Who benefits from urban renewal projects? Helen Clark, Administrator of the United Nations Development Programme (UNDP), after a presentation in Lagos of the EKO Atlantic City Project, a multi-billion initiative, co-financed by public funds. Photo: UNDP.

Urban islands for the elite


What does Lagos, one of the world’s fastest-growing cities, have in common with Detroit, one of the world’s fastest-shrinking? According to urbanist Stephen Marr, both cities have a dystopic reputation that has opened the backdoor to large-scale political experiments in favour of the already privileged.

Try googling “hardest hardship place” and your first hit will be Lagos, a city whose infrastructure has been described as the worst in the world. Then try googling “urban crisis”, and your first hit will be Detroit, a city that has undergone such depopulating that a new term, urban prairie, had to be coined to describe the green landscapes that emerged as once vibrant neighbourhoods were abandoned.

“At first glance, it might seem far-fetched to seek commonalities in two such different cities, but upon closer examination, there are actually quite a few similarities – pervasive crime and everyday insecurity, dysfunctional infrastructure and a weak formal labour sector, and hence lack of salaried jobs,” says Stephen Marr, who will be a guest researcher at the Nordic Africa Institute from April to June.
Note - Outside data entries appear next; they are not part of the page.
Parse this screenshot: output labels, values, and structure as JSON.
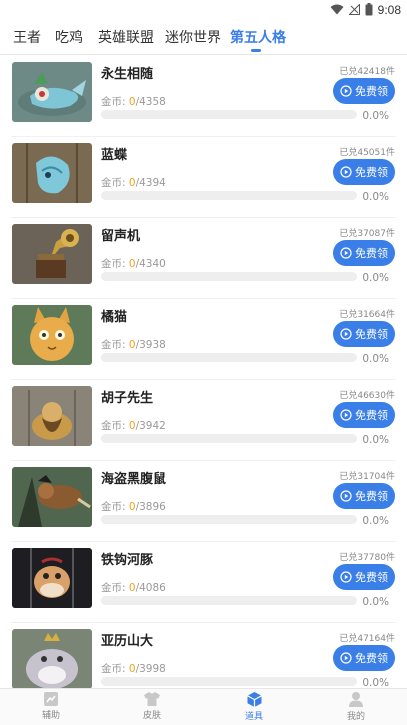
{
  "status_bar": {
    "time": "9:08",
    "icons": [
      "wifi-icon",
      "signal-icon",
      "battery-icon"
    ]
  },
  "tabs": [
    {
      "label": "王者",
      "active": false
    },
    {
      "label": "吃鸡",
      "active": false
    },
    {
      "label": "英雄联盟",
      "active": false
    },
    {
      "label": "迷你世界",
      "active": false
    },
    {
      "label": "第五人格",
      "active": true
    }
  ],
  "items": [
    {
      "name": "永生相随",
      "redeemed": "已兑42418件",
      "coins_label": "金币:",
      "coins_current": "0",
      "coins_total": "/4358",
      "button": "免费领",
      "percent_text": "0.0%",
      "progress": 0
    },
    {
      "name": "蓝蝶",
      "redeemed": "已兑45051件",
      "coins_label": "金币:",
      "coins_current": "0",
      "coins_total": "/4394",
      "button": "免费领",
      "percent_text": "0.0%",
      "progress": 0
    },
    {
      "name": "留声机",
      "redeemed": "已兑37087件",
      "coins_label": "金币:",
      "coins_current": "0",
      "coins_total": "/4340",
      "button": "免费领",
      "percent_text": "0.0%",
      "progress": 0
    },
    {
      "name": "橘猫",
      "redeemed": "已兑31664件",
      "coins_label": "金币:",
      "coins_current": "0",
      "coins_total": "/3938",
      "button": "免费领",
      "percent_text": "0.0%",
      "progress": 0
    },
    {
      "name": "胡子先生",
      "redeemed": "已兑46630件",
      "coins_label": "金币:",
      "coins_current": "0",
      "coins_total": "/3942",
      "button": "免费领",
      "percent_text": "0.0%",
      "progress": 0
    },
    {
      "name": "海盗黑腹鼠",
      "redeemed": "已兑31704件",
      "coins_label": "金币:",
      "coins_current": "0",
      "coins_total": "/3896",
      "button": "免费领",
      "percent_text": "0.0%",
      "progress": 0
    },
    {
      "name": "铁钩河豚",
      "redeemed": "已兑37780件",
      "coins_label": "金币:",
      "coins_current": "0",
      "coins_total": "/4086",
      "button": "免费领",
      "percent_text": "0.0%",
      "progress": 0
    },
    {
      "name": "亚历山大",
      "redeemed": "已兑47164件",
      "coins_label": "金币:",
      "coins_current": "0",
      "coins_total": "/3998",
      "button": "免费领",
      "percent_text": "0.0%",
      "progress": 0
    }
  ],
  "bottom_nav": [
    {
      "label": "辅助",
      "icon": "assist-icon",
      "active": false
    },
    {
      "label": "皮肤",
      "icon": "shirt-icon",
      "active": false
    },
    {
      "label": "道具",
      "icon": "cube-icon",
      "active": true
    },
    {
      "label": "我的",
      "icon": "user-icon",
      "active": false
    }
  ],
  "colors": {
    "accent": "#3a7ee8",
    "coin": "#f0a020"
  }
}
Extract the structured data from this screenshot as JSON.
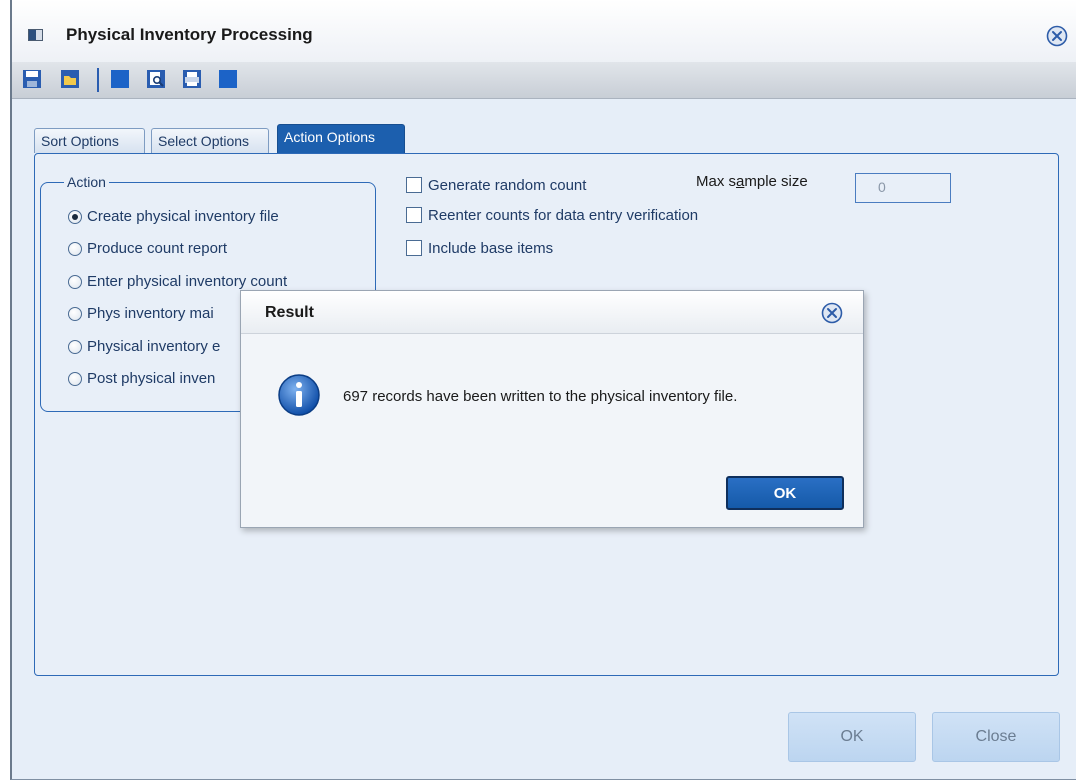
{
  "window": {
    "title": "Physical Inventory Processing",
    "close_icon": "close-circle-icon"
  },
  "toolbar": {
    "icons": [
      "save-icon",
      "open-folder-icon",
      "blank-blue-icon",
      "print-preview-icon",
      "print-icon",
      "blank-blue-icon"
    ]
  },
  "tabs": [
    {
      "label": "Sort Options",
      "active": false
    },
    {
      "label": "Select Options",
      "active": false
    },
    {
      "label": "Action Options",
      "active": true
    }
  ],
  "action_group": {
    "legend": "Action",
    "options": [
      {
        "label": "Create physical inventory file",
        "checked": true
      },
      {
        "label": "Produce count report",
        "checked": false
      },
      {
        "label": "Enter physical inventory count",
        "checked": false
      },
      {
        "label": "Phys inventory mai",
        "checked": false
      },
      {
        "label": "Physical inventory e",
        "checked": false
      },
      {
        "label": "Post physical inven",
        "checked": false
      }
    ]
  },
  "checkboxes": [
    {
      "label": "Generate random count",
      "checked": false
    },
    {
      "label": "Reenter counts for data entry verification",
      "checked": false
    },
    {
      "label": "Include base items",
      "checked": false
    }
  ],
  "max_sample": {
    "label_pre": "Max s",
    "label_underlined": "a",
    "label_post": "mple size",
    "value": "0"
  },
  "buttons": {
    "ok": "OK",
    "close": "Close"
  },
  "dialog": {
    "title": "Result",
    "message": "697 records have been written to the physical inventory file.",
    "ok": "OK",
    "icon": "info-icon"
  },
  "colors": {
    "accent": "#1c5fae",
    "panel_bg": "#e8eff8",
    "text": "#1f3b66"
  }
}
During that period he will undertake research for a book entitled World Cities, Wild Cities: Lagos, Detroit and the Political Uses of Apocalypse.

Global urbanism
Marr’s field of research, global urbanism, aims to identify comparable lines of development in cities across the world. Inspired by the influential urbanist Abdoulmaliq Simone’s call to seek “invented latitudes” between cities in the developing world, his research extends these latitudes by ranging across the boundaries between the developed and developing world.

“By taking theories developed in the context of urban Africa and using them as a lens through which to view cities in America and elsewhere, we open the way for a better understanding of urban development in general,” he says.
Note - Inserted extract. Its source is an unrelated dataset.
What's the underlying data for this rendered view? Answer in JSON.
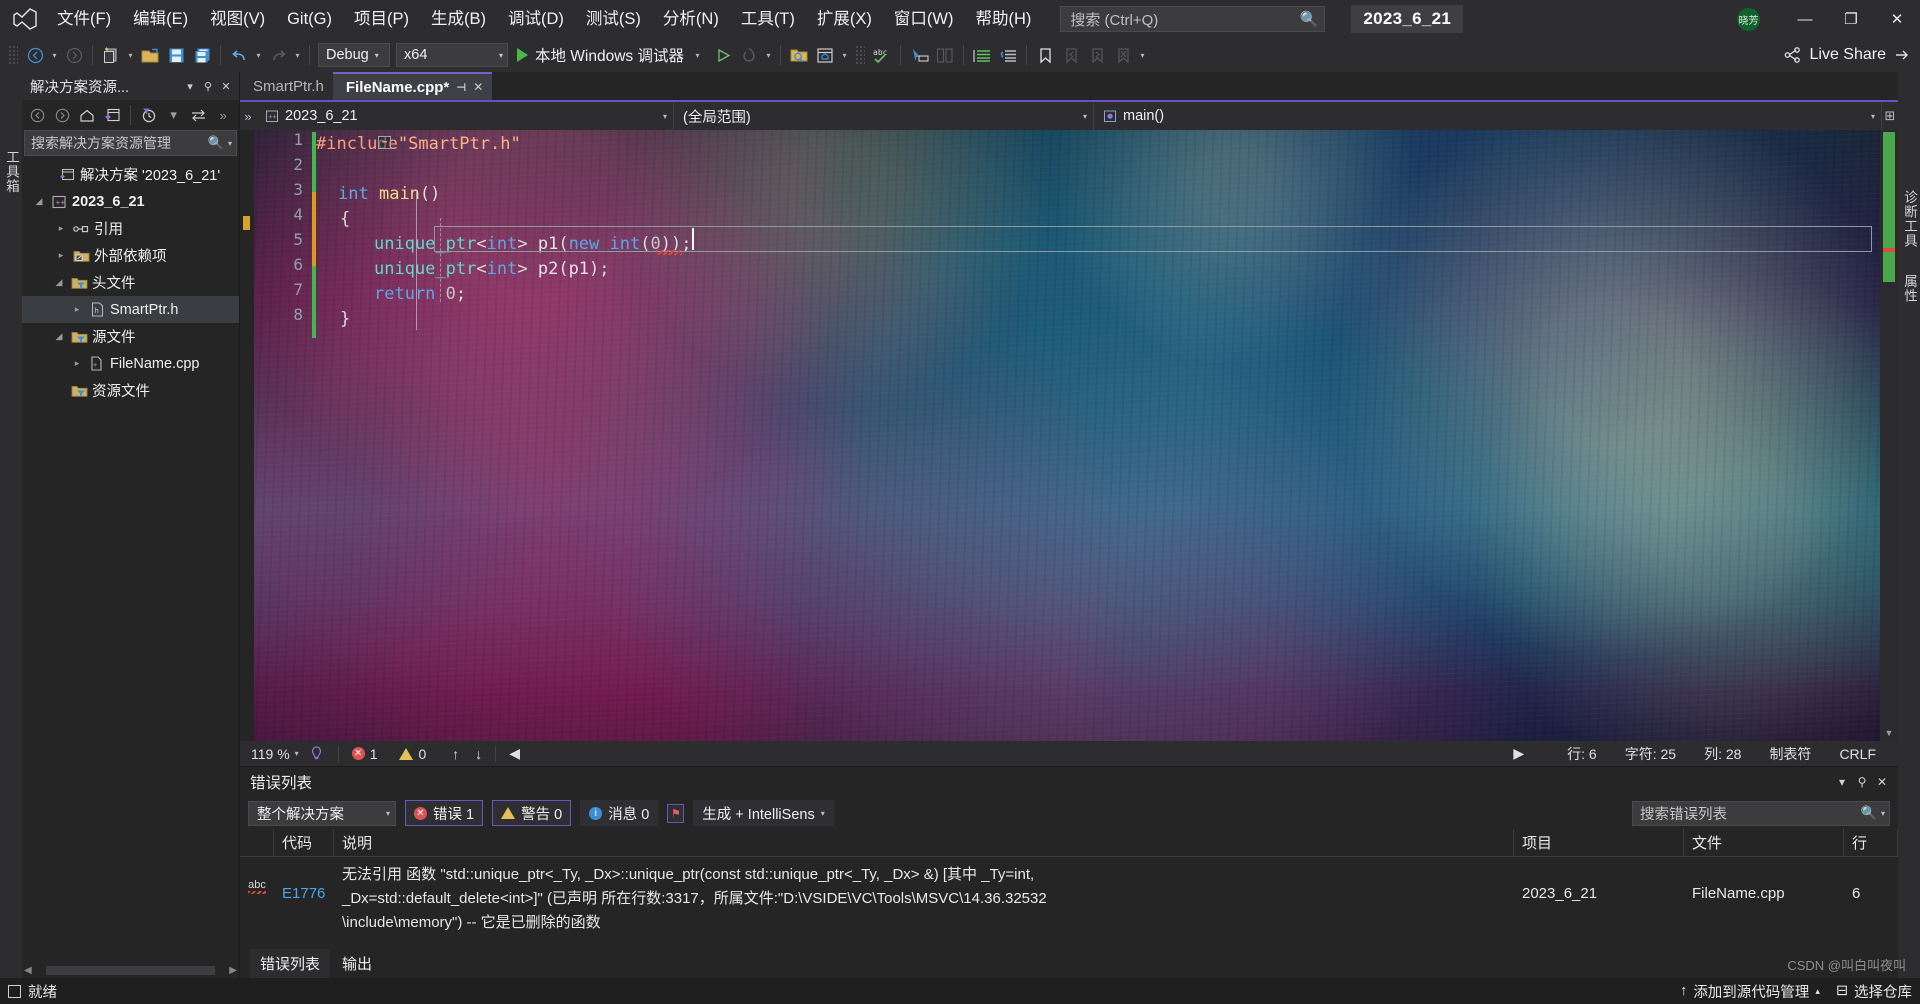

An elite tired of traffic jams
In his research on Lagos, Stephen Marr is focusing on Eko Atlantic City, a massive urban development project being built on a peninsula-shaped tract of land reclaimed from the Atlantic, lying just outside of the city of more than 21 million inhabitants. When finished, it will be home to some 250,000 inhabitants. Private interests are driving the project, with financial support from the government and local authorities.

“Eko Atlantic City will have everything that most of Lagos lacks; state-of-the-art housing, centrally planned and environmentally sustainable infrastructure, and clean streets. There’s just one catch, it will do little or nothing to solve the challenges facing the remaining 99 percent still living in ‘old’ Lagos. We are literally talking about an island home for an economic elite that has grown tired of being stuck in traffic jams,” Marr argues.

Undeniable parallels
Similar large-scale urban renewal projects, also co-financed by public and private partnerships, are happening in mid-town Detroit. Art Deco skyscrapers from the 1920’s and 1930’s have been bought up by a handful of private developers and transformed into high-end apartments, condominiums and office space. And last year a multibillion dollar investment in a new sports and events arena anchoring new retail and living space development in Midtown was initiated. Stephen Marr points to the undeniable parallels with Eko Atlantic City.
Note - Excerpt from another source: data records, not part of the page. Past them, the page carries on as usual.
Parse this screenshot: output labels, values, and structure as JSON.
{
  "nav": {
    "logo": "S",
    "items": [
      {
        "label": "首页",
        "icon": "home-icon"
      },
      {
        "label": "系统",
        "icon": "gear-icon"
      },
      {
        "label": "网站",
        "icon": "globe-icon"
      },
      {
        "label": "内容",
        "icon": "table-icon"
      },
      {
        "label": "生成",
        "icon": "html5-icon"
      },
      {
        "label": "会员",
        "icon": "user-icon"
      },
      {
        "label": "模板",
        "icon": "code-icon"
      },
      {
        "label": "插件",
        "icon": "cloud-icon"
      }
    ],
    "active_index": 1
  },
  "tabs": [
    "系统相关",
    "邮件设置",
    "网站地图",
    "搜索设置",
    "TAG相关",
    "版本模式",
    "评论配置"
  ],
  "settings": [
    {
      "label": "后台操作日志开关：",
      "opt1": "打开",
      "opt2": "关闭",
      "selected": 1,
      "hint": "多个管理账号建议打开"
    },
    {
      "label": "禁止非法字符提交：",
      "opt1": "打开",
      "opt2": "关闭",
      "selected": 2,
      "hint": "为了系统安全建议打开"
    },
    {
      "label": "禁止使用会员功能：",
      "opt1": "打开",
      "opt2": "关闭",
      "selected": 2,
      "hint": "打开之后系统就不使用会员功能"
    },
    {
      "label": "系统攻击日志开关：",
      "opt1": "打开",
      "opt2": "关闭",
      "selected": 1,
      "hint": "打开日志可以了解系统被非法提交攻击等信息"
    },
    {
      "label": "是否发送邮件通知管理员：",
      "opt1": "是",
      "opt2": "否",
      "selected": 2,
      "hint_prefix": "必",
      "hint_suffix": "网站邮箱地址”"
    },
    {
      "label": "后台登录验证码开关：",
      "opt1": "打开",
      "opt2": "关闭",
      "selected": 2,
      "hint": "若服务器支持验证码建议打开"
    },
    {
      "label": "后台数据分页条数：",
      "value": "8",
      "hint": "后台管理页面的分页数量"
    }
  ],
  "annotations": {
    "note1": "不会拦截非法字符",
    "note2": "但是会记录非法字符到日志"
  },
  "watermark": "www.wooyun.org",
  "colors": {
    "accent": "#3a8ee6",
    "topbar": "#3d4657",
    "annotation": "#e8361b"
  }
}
“In Detroit we are not talking about an island in the actual sense of the word. But in many ways, it is an island that we see taking shape. An insulated space for the elite in the middle of a city known to be one of the most impoverished and segregated in the US,” he says.

Misuse of apocalyptic stories
There are neighbourhoods in Detroit where 80 to 90 percent of the population is African-American, where unemployment is twice that of surrounding areas and the average income is about half.

“What helps make large-scale experiments of this variety possible, are dystopic stories. In the case of Detroit, we have the tale of the Motor City that descended into a post-industrial malaise as the car industry collapsed, of racial tensions boiling over and municipal authorities losing grip. These apocalyptic stories and images of rampant criminality and urban degradation are misused to motivate and legitimate the allocation of resources towards those already privileged,” says Stephen Marr, who recently published an essay on this subject in the journal Race & Class.